Les Ogoshi seront jugés plus tard cette année, selon le ministère américain de la Justice. Le père des Ogoshi était initialement accusé du meurtre de Jordan DeMay, un étudiant de 17 ans du Michigan.
DeMay a été retrouvé mort d’une blessure par balle auto-infligée le 25 mars 2022. Il avait été contacté par des escrocs nigérians se faisant passer pour un adolescent avec le compte Instagram « dani.robertts », dont le FBI déterminerait plus tard qu’il faisait partie d’un complot plus vaste visant à pirater des comptes appartenant à des jeunes femmes et filles.
Il n’y avait pas de « dani.robertts ». DeMay correspondait avec Ogoshi, selon l’acte d’accusation du FBI, qui inculpait Ogoshi aux côtés de son frère, Samson, et d’un troisième homme, Ezekiel Ejehem Robert, qui avait 19 ans à l’époque.
Samuel Ogoshi, utilisant le compte « dani.robertts », a persuadé DeMay d’envoyer une image sexuellement explicite de lui-même. L’extorsion a commencé peu de temps après.

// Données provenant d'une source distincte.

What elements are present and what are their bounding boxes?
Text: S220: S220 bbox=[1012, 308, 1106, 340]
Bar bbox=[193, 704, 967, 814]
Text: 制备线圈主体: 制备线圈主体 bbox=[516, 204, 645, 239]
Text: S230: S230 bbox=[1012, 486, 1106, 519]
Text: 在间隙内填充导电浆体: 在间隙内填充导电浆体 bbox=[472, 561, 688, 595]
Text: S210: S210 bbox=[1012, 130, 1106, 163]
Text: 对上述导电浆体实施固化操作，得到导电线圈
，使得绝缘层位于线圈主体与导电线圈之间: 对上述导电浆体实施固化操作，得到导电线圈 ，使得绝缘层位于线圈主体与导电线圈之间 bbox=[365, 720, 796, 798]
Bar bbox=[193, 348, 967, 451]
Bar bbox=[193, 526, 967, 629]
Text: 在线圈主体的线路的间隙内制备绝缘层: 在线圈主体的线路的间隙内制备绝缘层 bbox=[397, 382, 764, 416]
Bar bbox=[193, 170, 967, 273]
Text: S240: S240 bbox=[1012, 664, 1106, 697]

« J’ai fait des captures d’écran de tous tes abonnés et tags, tu peux envoyer ces nus à tout le monde et aussi envoyer tes nus à ta famille et à tes amis jusqu’à ce que ça devienne viral… Tout ce que tu as à faire, c’est de coopérer avec moi et je ne t’exposerai pas », a écrit Ogoshi via le faux compte, selon l’acte d’accusation du FBI.
Le service de recouvrement a demandé 1 000 dollars à DeMay. L’adolescent n’a pu réunir que 300 dollars. Il a de nouveau été menacé de dénonciation.
Le délit pour lequel les frères Ogoshi ont plaidé coupable est passible d’une peine minimale obligatoire de 15 ans de prison, la peine maximale pouvant aller jusqu’au double. L’extradition du troisième accusé, Robert, est en cours dans le système nigérian.
Le FBI a salué la coopération des forces de l’ordre nigérianes, notamment de l’EFCC, dans l’arrestation des hommes.
« Un cas de sextorsion a été signalé » [to the EFCC]a déclaré Oyewale au FT. « L’affaire a été suivie de manière professionnelle, des accusations ont été portées, l’extradition a été obtenue et les affaires sont toujours en cours. »
Le ministère nigérian de la Justice, chargé du processus d’extradition, n’a pas répondu aux demandes de commentaires.
De nombreux pays, dont la Côte d’Ivoire, où sont basés d’autres escrocs, n’ont pas de traités d’extradition avec les États-Unis, ce qui rend difficile pour les autorités d’arrêter les auteurs de ces crimes à l’étranger.